In Learning in the Digital Age, John Seely Brown begins by defining the key differences between the terms information and knowledge. Information, he says, “is usually considered independent of any particular individual—it can be looked up in a book or retrieved online—whereas knowledge is usually associated with a knower, that is, it resides in someone’s mind. Knowledge is something we digest rather than merely hold; it’s usually deeply intertwined with the knower’s understanding of the practices surrounding its use.”
He then describes two kinds of knowledge, explicit and tacit: “The explicit lives in books and in our brains as concepts and facts and deals with the “know-what.” The tacit deals with the “know-how” that is best manifested in work practices and skills. The tacit resides in action, most often in participation with others. As a consequence, tacit knowledge can be distributed as a shared, socially constructed understanding that emerges from collaboration.”
I was very pleased, actually, to read these definitions, because they clarify an issue I’ve struggled with for some time. It’s been obvious to me that there’s a difference between information and knowledge, but I haven’t been able to describe it satisfactorily.
Information is something that can be looked up; knowledge is something we digest rather than merely hold (and I would emphasize the word merely) captures the difference perfectly.
Brown then goes on to talk about enculturation. He states: “Learning by doing with others offers students the opportunity for in-depth enculturation into a particular practice, where one learns to be a physicist, social scientist, historian, etc., in contrast to just learning about such professions. Enculturation is crucial to learning, since relatively little of the complex web of practice can effectively be made the subject of explicit instruction.” Graduate education today, he says, “usually involves a form of apprenticeship, offers the intensive, in-depth enculturation that stems from participation in a particular community.”
This past summer I did an instructional design internship at Genentech and it was just as Brown describes it: learning about being an instructional designer rather than learning about instructional design. I highly recommend the process.
Brown then describes what he sees as dimensional shifts in the way digital learners learn. They are:
1. The ability to communicate and express oneself with images (still and moving), sound, and other media is a crucial aspect of the new literacy. Beyond this, information navigation is perhaps the key component of literacy in the digital age.

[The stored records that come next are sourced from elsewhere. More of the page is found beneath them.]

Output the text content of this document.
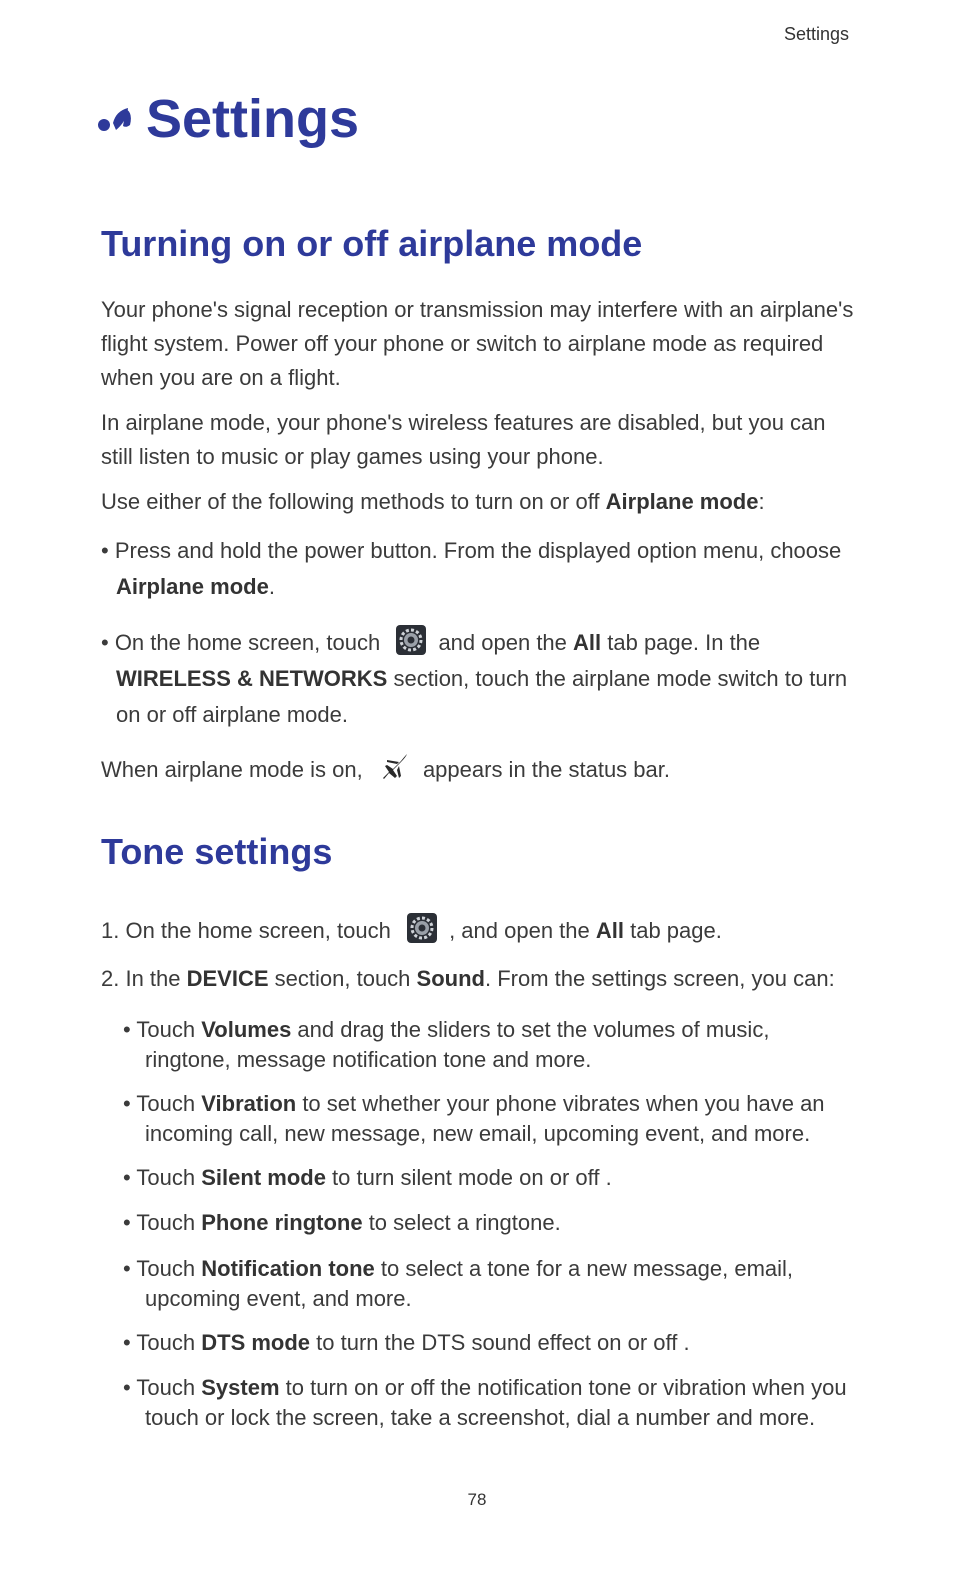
Settings
Settings
Turning on or off airplane mode

Your phone's signal reception or transmission may interfere with an airplane's flight system. Power off your phone or switch to airplane mode as required when you are on a flight.

In airplane mode, your phone's wireless features are disabled, but you can still listen to music or play games using your phone.

Use either of the following methods to turn on or off Airplane mode:

• Press and hold the power button. From the displayed option menu, choose
Airplane mode.
• On the home screen, touch  and open the All tab page. In the
WIRELESS & NETWORKS section, touch the airplane mode switch to turn on or off airplane mode.

When airplane mode is on,  appears in the status bar.

Tone settings

1. On the home screen, touch  , and open the All tab page.

2. In the DEVICE section, touch Sound. From the settings screen, you can:

• Touch Volumes and drag the sliders to set the volumes of music,
ringtone, message notification tone and more.
• Touch Vibration to set whether your phone vibrates when you have an
incoming call, new message, new email, upcoming event, and more.
• Touch Silent mode to turn silent mode on or off .
• Touch Phone ringtone to select a ringtone.
• Touch Notification tone to select a tone for a new message, email,
upcoming event, and more.
• Touch DTS mode to turn the DTS sound effect on or off .
• Touch System to turn on or off the notification tone or vibration when you
touch or lock the screen, take a screenshot, dial a number and more.
78
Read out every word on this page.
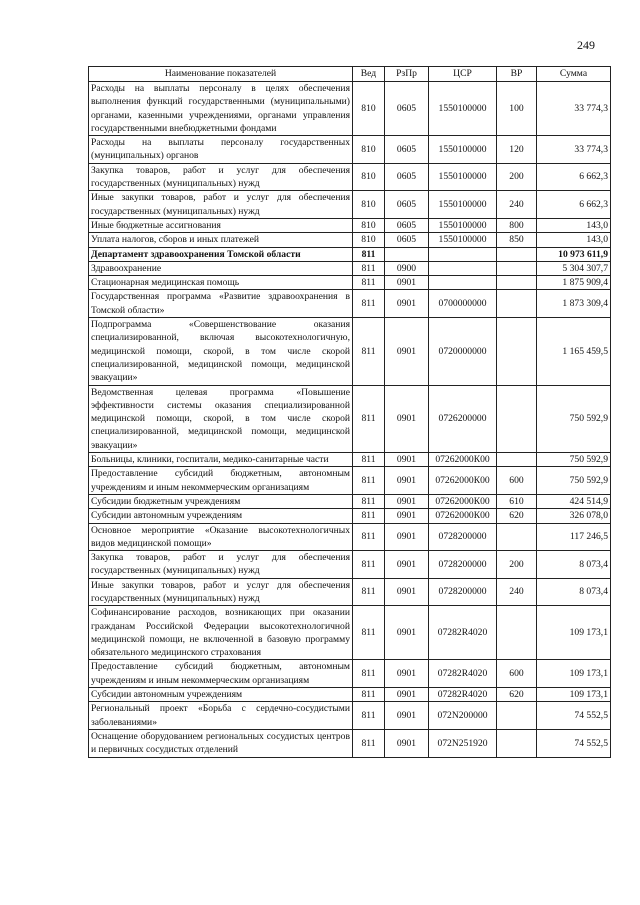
249
Наименование показателей	Вед	РзПр	ЦСР	ВР	Сумма
Расходы на выплаты персоналу в целях обеспечения выполнения функций государственными (муниципальными) органами, казенными учреждениями, органами управления государственными внебюджетными фондами	810	0605	1550100000	100	33 774,3
Расходы на выплаты персоналу государственных (муниципальных) органов	810	0605	1550100000	120	33 774,3
Закупка товаров, работ и услуг для обеспечения государственных (муниципальных) нужд	810	0605	1550100000	200	6 662,3
Иные закупки товаров, работ и услуг для обеспечения государственных (муниципальных) нужд	810	0605	1550100000	240	6 662,3
Иные бюджетные ассигнования	810	0605	1550100000	800	143,0
Уплата налогов, сборов и иных платежей	810	0605	1550100000	850	143,0
Департамент здравоохранения Томской области	811				10 973 611,9
Здравоохранение	811	0900			5 304 307,7
Стационарная медицинская помощь	811	0901			1 875 909,4
Государственная программа «Развитие здравоохранения в Томской области»	811	0901	0700000000		1 873 309,4
Подпрограмма «Совершенствование оказания специализированной, включая высокотехнологичную, медицинской помощи, скорой, в том числе скорой специализированной, медицинской помощи, медицинской эвакуации»	811	0901	0720000000		1 165 459,5
Ведомственная целевая программа «Повышение эффективности системы оказания специализированной медицинской помощи, скорой, в том числе скорой специализированной, медицинской помощи, медицинской эвакуации»	811	0901	0726200000		750 592,9
Больницы, клиники, госпитали, медико-санитарные части	811	0901	07262000К00		750 592,9
Предоставление субсидий бюджетным, автономным учреждениям и иным некоммерческим организациям	811	0901	07262000К00	600	750 592,9
Субсидии бюджетным учреждениям	811	0901	07262000К00	610	424 514,9
Субсидии автономным учреждениям	811	0901	07262000К00	620	326 078,0
Основное мероприятие «Оказание высокотехнологичных видов медицинской помощи»	811	0901	0728200000		117 246,5
Закупка товаров, работ и услуг для обеспечения государственных (муниципальных) нужд	811	0901	0728200000	200	8 073,4
Иные закупки товаров, работ и услуг для обеспечения государственных (муниципальных) нужд	811	0901	0728200000	240	8 073,4
Софинансирование расходов, возникающих при оказании гражданам Российской Федерации высокотехнологичной медицинской помощи, не включенной в базовую программу обязательного медицинского страхования	811	0901	07282R4020		109 173,1
Предоставление субсидий бюджетным, автономным учреждениям и иным некоммерческим организациям	811	0901	07282R4020	600	109 173,1
Субсидии автономным учреждениям	811	0901	07282R4020	620	109 173,1
Региональный проект «Борьба с сердечно-сосудистыми заболеваниями»	811	0901	072N200000		74 552,5
Оснащение оборудованием региональных сосудистых центров и первичных сосудистых отделений	811	0901	072N251920		74 552,5
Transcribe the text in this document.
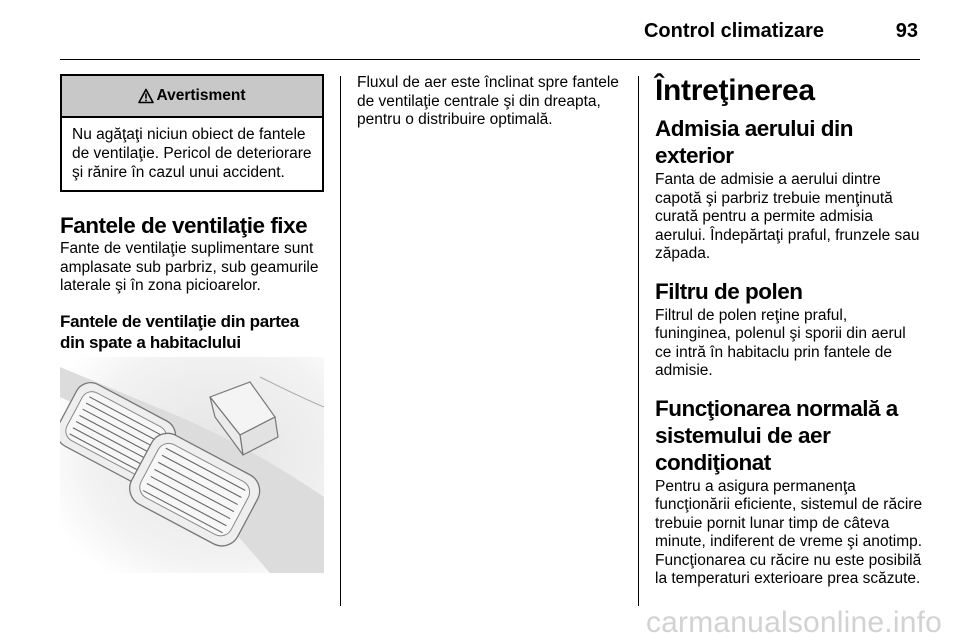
Control climatizare	93
Avertisment
Nu agăţaţi niciun obiect de fantele de ventilaţie. Pericol de deteriorare şi rănire în cazul unui accident.
Fantele de ventilaţie fixe

Fante de ventilaţie suplimentare sunt amplasate sub parbriz, sub geamurile laterale şi în zona picioarelor.

Fantele de ventilaţie din partea din spate a habitaclului

Fluxul de aer este înclinat spre fantele de ventilaţie centrale şi din dreapta, pentru o distribuire optimală.

Întreţinerea
Admisia aerului din exterior

Fanta de admisie a aerului dintre capotă şi parbriz trebuie menţinută curată pentru a permite admisia aerului. Îndepărtaţi praful, frunzele sau zăpada.

Filtru de polen

Filtrul de polen reţine praful, funinginea, polenul şi sporii din aerul ce intră în habitaclu prin fantele de admisie.

Funcţionarea normală a sistemului de aer condiţionat

Pentru a asigura permanenţa funcţionării eficiente, sistemul de răcire trebuie pornit lunar timp de câteva minute, indiferent de vreme şi anotimp. Funcţionarea cu răcire nu este posibilă la temperaturi exterioare prea scăzute.

carmanualsonline.info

2. A shift is taking place in learning from an authority-based lecture model to discovery-based learning.
3. Classically, reasoning is linked with the deductive and abstract. Yet young learners working with digital media seem to focus more on the concrete, suggesting a form of bricolage, a concept having to do with one’s abilities to find something (perhaps a tool, some open source code, images, music, text) that can be used or transformed to build something new.
4. There is a growing bias toward action—to try new things without reading the manual or taking a course. This tendency shifts the focus to learning in situ with and from each other.
I don’t have any argument with these hypotheses, but I’d like to see some actual research. In ITEC 800, Kim said that there was a lot of discussion about the changes Web 2.0 etc. is fomenting, but not much actual research. I agree. Maybe things are changing so quickly that research is out of date before it even gets out of the design stage, but I would like to see discussions such as Brown’s that are based on something more substantive than anecdotal evidence. Perhaps in time they will be.